You can enable Cassandra Reaper within your cluster to get self managed Cassandra repairs.
A graphical interface is available with an API. You have to enable a reaper server and server registration from the config:
# Cassandra Reaper Client register
cassandraReaperRegister:
enabled: false
reaperServerServiceName: cassandra-reaper.svc
# Cassandra Reaper Server
cassandraReaper:
enabled: true
Then configure the settings to make it work as expected. The backend is forced to Cassandra to get Reaper persistence, distribution and high availability.
With the statefulset, it can be hard to send spectific parameters to a node. That's why there is an override script on boot to help on adding configuration parameters or specificities.
Let's say you've a 6 nodes cluster and want to replace 2nd node (cassandra-1) because of corrupted data.

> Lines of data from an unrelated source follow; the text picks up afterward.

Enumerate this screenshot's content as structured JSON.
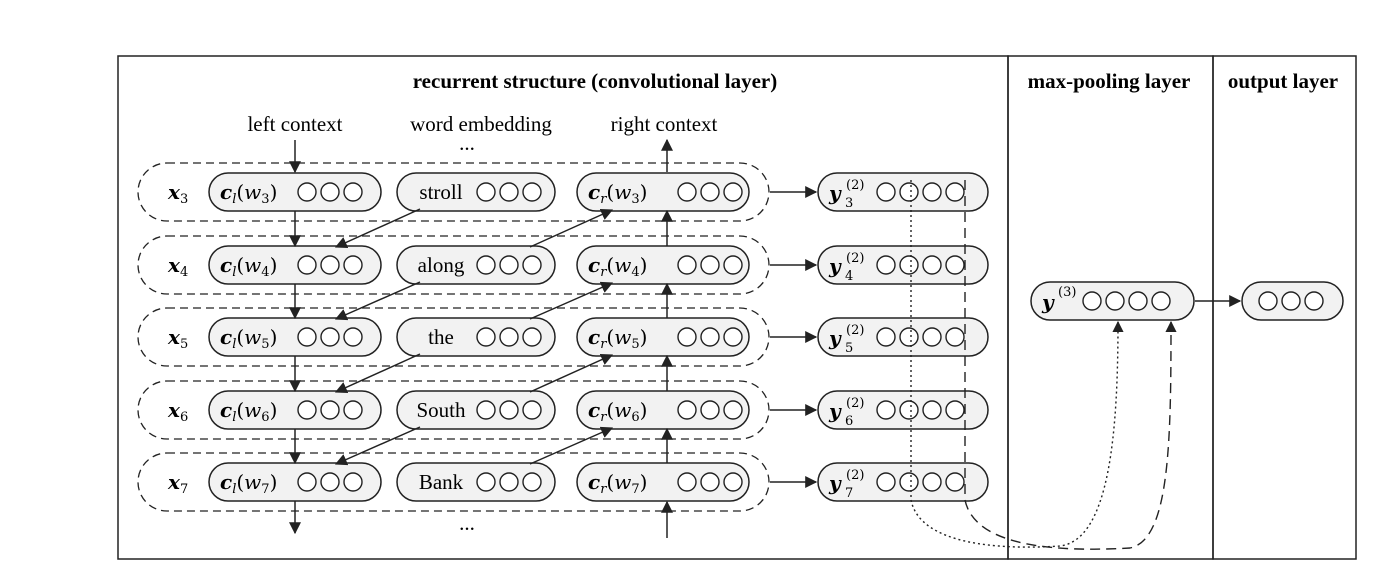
{
  "headers": {
    "recurrent": "recurrent structure (convolutional layer)",
    "maxpool": "max-pooling layer",
    "output": "output layer"
  },
  "column_labels": {
    "left": "left context",
    "embedding": "word embedding",
    "right": "right context"
  },
  "ellipsis": "...",
  "rows": [
    {
      "x_sub": "3",
      "word": "stroll"
    },
    {
      "x_sub": "4",
      "word": "along"
    },
    {
      "x_sub": "5",
      "word": "the"
    },
    {
      "x_sub": "6",
      "word": "South"
    },
    {
      "x_sub": "7",
      "word": "Bank"
    }
  ],
  "symbols": {
    "x": "x",
    "cl": "c",
    "cl_sub": "l",
    "cr": "c",
    "cr_sub": "r",
    "w": "w",
    "y": "y",
    "y2_sup": "(2)",
    "y3_sup": "(3)"
  },
  "colors": {
    "node_fill": "#f2f2f2",
    "stroke": "#222222"
  }
}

First, look at the current status:
root@cassandra-0:/# /usr/local/apache-cassandra/bin/nodetool status
Datacenter: dc1
====================
Status=Up/Down
|/ State=Normal/Leaving/Joining/Moving
-- Address Load Tokens Owns (effective) Host ID Rack
UN 10.233.95.137 16.28 MiB 256 49.7% eea07a91-5e4b-4864-83fe-0b308b7852ef Rack1
UN 10.233.82.219 15.63 MiB 256 50.5% 39fb9d94-3d38-423e-af52-8d41f1a1591d Rack1
DN 10.233.93.174 41.38 MiB 256 51.1% 8aa01735-1970-4c30-b107-5acf28a614a1 Rack1
UN 10.233.95.211 16.61 MiB 256 48.6% fc7065de-e4db-45f3-ac5b-86956e35df4f Rack1
UN 10.233.121.130 17.2 MiB 256 51.5% 8c817b60-3be5-4b59-99cc-91d1d116d711 Rack1
UN 10.233.68.55 16.39 MiB 256 48.5% e319c1c2-0b00-4377-b6f9-64dac1553d42 Rack1
To replace the dead node, edit configmap directly and add this line before run.sh:
run_override.sh: |-
#/bin/sh
export CLUSTER_DOMAIN=$(hostname -d | awk -F"." '{print $(NF-1),".",$NF}' | sed 's/ //g')

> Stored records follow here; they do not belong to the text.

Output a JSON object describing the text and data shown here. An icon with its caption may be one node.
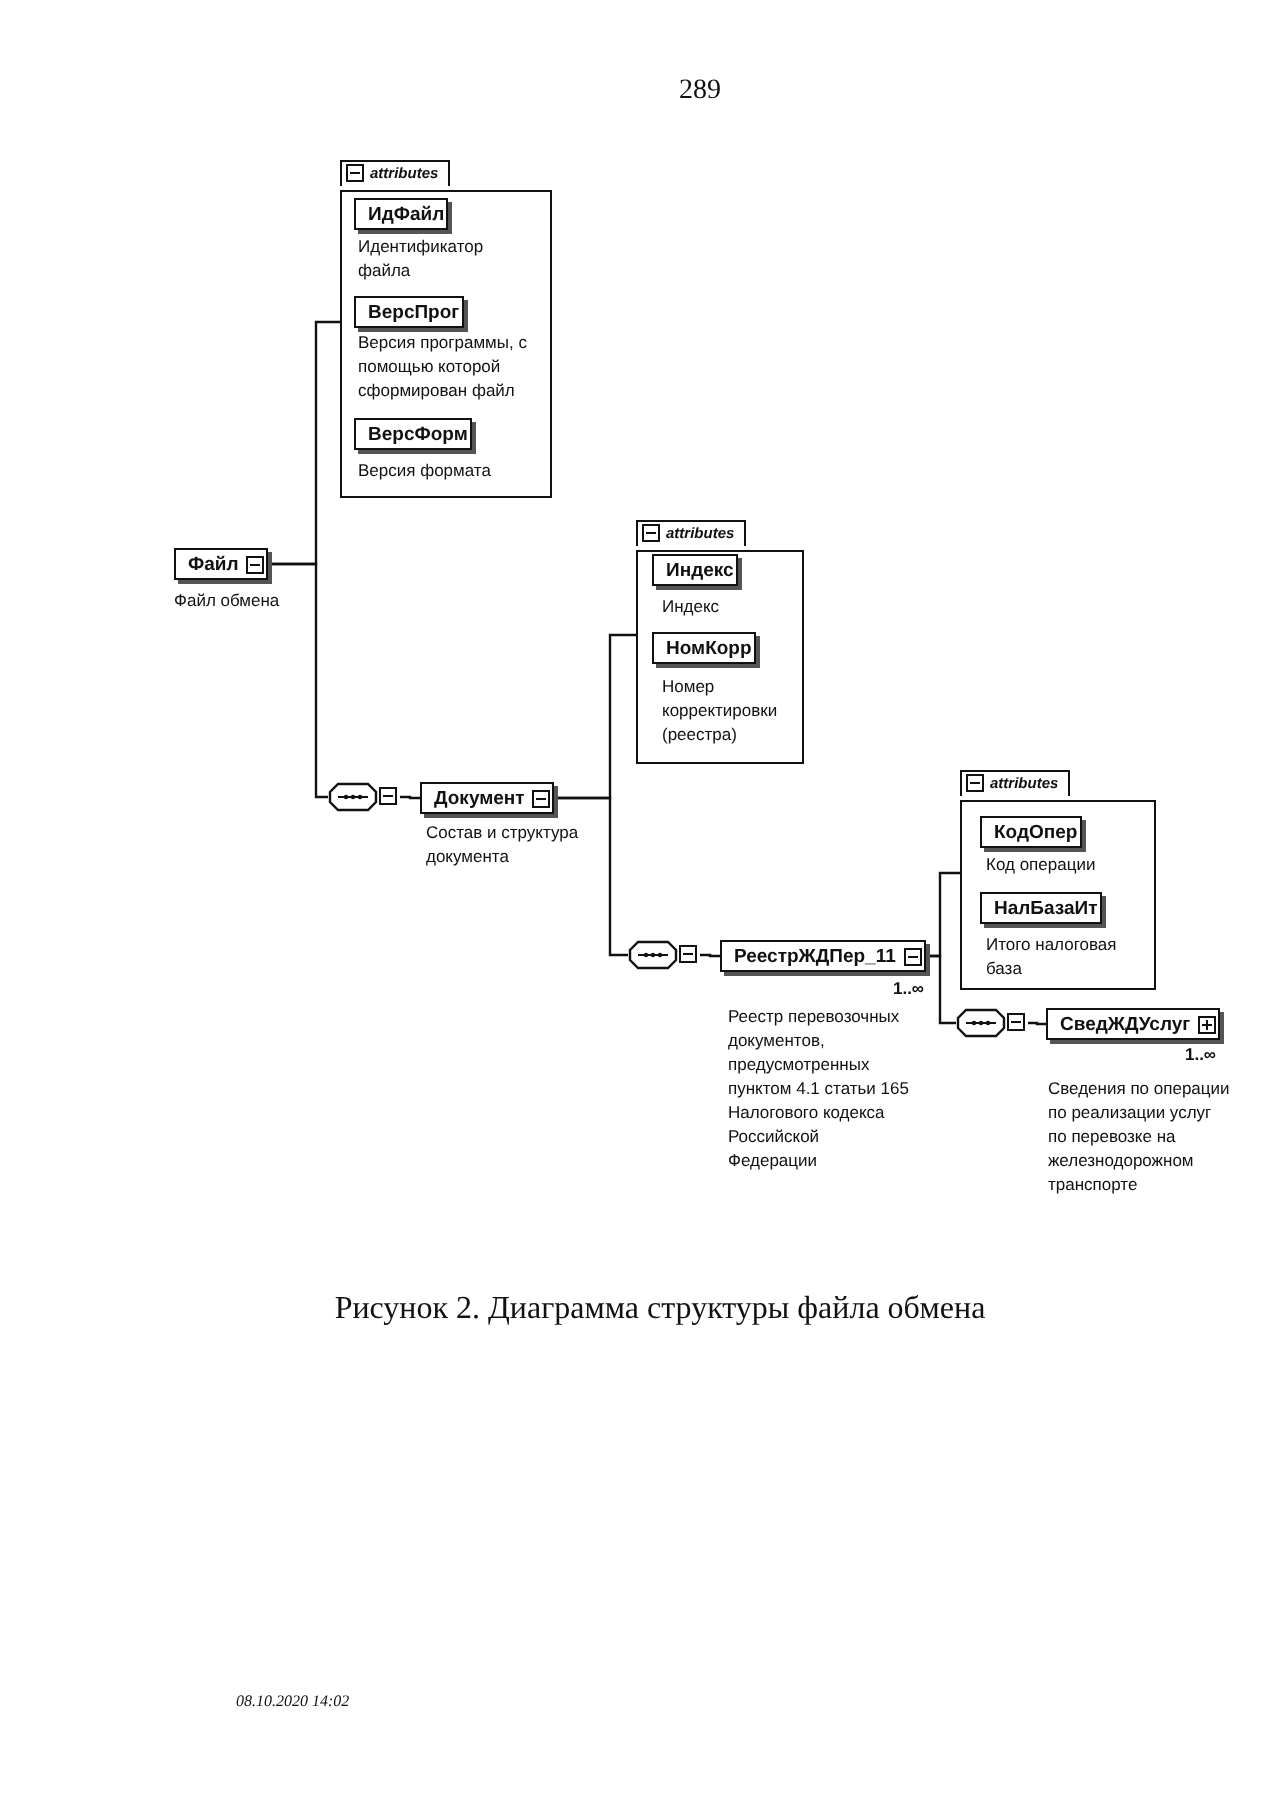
{
  "diagram": {
    "caption": "Рисунок 2. Диаграмма структуры файла обмена",
    "nodes": [
      {
        "text": [
          "Файл"
        ],
        "beside": [
          "Файл обмена"
        ]
      },
      {
        "text": [
          "attributes"
        ]
      },
      {
        "text": [
          "ИдФайл"
        ],
        "in": 1,
        "beside": [
          "Идентификатор файла"
        ]
      },
      {
        "text": [
          "ВерсПрог"
        ],
        "in": 1,
        "beside": [
          "Версия программы, с помощью которой сформирован файл"
        ]
      },
      {
        "text": [
          "ВерсФорм"
        ],
        "in": 1,
        "beside": [
          "Версия формата"
        ]
      },
      {
        "text": [],
        "shape": "hexagon"
      },
      {
        "text": [
          "Документ"
        ],
        "beside": [
          "Состав и структура документа"
        ]
      },
      {
        "text": [
          "attributes"
        ]
      },
      {
        "text": [
          "Индекс"
        ],
        "in": 7,
        "beside": [
          "Индекс"
        ]
      },
      {
        "text": [
          "НомКорр"
        ],
        "in": 7,
        "beside": [
          "Номер корректировки (реестра)"
        ]
      },
      {
        "text": [],
        "shape": "hexagon"
      },
      {
        "text": [
          "РеестрЖДПер_11"
        ],
        "beside": [
          "1..∞",
          "Реестр перевозочных документов, предусмотренных пунктом 4.1 статьи 165 Налогового кодекса Российской Федерации"
        ]
      },
      {
        "text": [
          "attributes"
        ]
      },
      {
        "text": [
          "КодОпер"
        ],
        "in": 12,
        "beside": [
          "Код операции"
        ]
      },
      {
        "text": [
          "НалБазаИт"
        ],
        "in": 12,
        "beside": [
          "Итого налоговая база"
        ]
      },
      {
        "text": [],
        "shape": "hexagon"
      },
      {
        "text": [
          "СведЖДУслуг"
        ],
        "beside": [
          "1..∞",
          "Сведения по операции по реализации услуг по перевозке на железнодорожном транспорте"
        ]
      }
    ],
    "edges": [
      {
        "from": 0,
        "to": 1,
        "arrow": "none"
      },
      {
        "from": 0,
        "to": 5,
        "arrow": "none"
      },
      {
        "from": 5,
        "to": 6,
        "arrow": "none"
      },
      {
        "from": 6,
        "to": 7,
        "arrow": "none"
      },
      {
        "from": 6,
        "to": 10,
        "arrow": "none"
      },
      {
        "from": 10,
        "to": 11,
        "arrow": "none"
      },
      {
        "from": 11,
        "to": 12,
        "arrow": "none"
      },
      {
        "from": 11,
        "to": 15,
        "arrow": "none"
      },
      {
        "from": 15,
        "to": 16,
        "arrow": "none"
      }
    ],
    "labels": [
      "289",
      "08.10.2020 14:02"
    ]
  }
}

export CASSANDRA_SEEDS={{ template "kubernetes.name" . }}-0.{{ template "kubernetes.name" . }}.{{ .Release.Namespace }}.svc.$CLUSTER_DOMAIN,{{ template "kubernetes.name" . }}-1.{{ template "kubernetes.name" . }}.{{ .Release.Namespace }}.svc.$CLUSTER_DOMAIN
# Replace 10.233.93.174 with the ip of the node down
if $(hostname) == 'cassandra-1' && export CASSANDRA_REPLACE_NODE=10.233.93.174
/run.sh
Replace cassandra-1 and the IP address with yours. Then delete the content of the Cassandra data folder (with commit logs etc...) and delete the pod (here cassandra-1). It will then replace the dead one by resyncing the content and it could takes time depending on the data size. Do not forget to remove the line previously inserted when finished.